Au delà du redéploiement des fonds, Gunther Oettinger propose aussi des pistes pour de nouvelles recettes, excluant à ce stade la création d’un impôt européen. Parmi celles-ci figurent notamment le paiement de frais, de l’ordre de 5 euros, par les personnes franchissant les frontières de l’UE, qui s’appliquerait donc aux Britanniques après le Brexit. La mise en œuvre de taxes environnementales et énergétiques ou la récupération du produit des enchères du système d’échange de quotas d’émission de CO2, sont également évoquées dans le document de réflexion.
L’idée allemande de conditionner l’accès aux fonds structurels au respect de l’Etat de droit, de valeurs démocratiques et des décisions de l’UE est également sur la table.

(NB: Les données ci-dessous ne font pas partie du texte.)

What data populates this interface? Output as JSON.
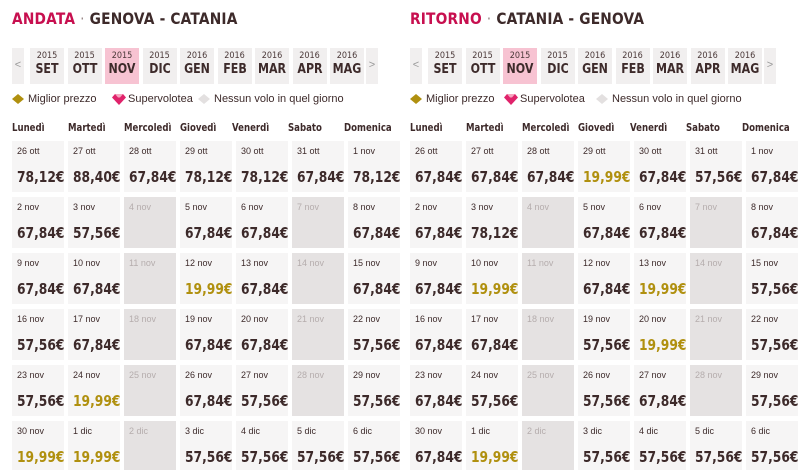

Mais elle a déjà provoqué une levée de bouclier à Varsovie et à Budapest, deux pays directement visé par la proposition défendue par Angela Merkel.
Le débat est donc lancé et les discussions devraient se poursuivre jusqu’à l’année prochaine. Jean-Claude Juncker a prévu de livrer ses conclusions et recommandations sur le sujet lors de son prochain discours sur l’état de l’Union en septembre. Günther Oettinger compte quant à lui présenter un premier projet de cadre pluriannuel d’ici l’été 2018. Un léger retard sur le calendrier normalement prévu mais qui devrait, selon un haut responsable à Bruxelles, permettre d’y voir plus clair « sur les conditions de sortie, notamment financières, du Royaume-Uni ».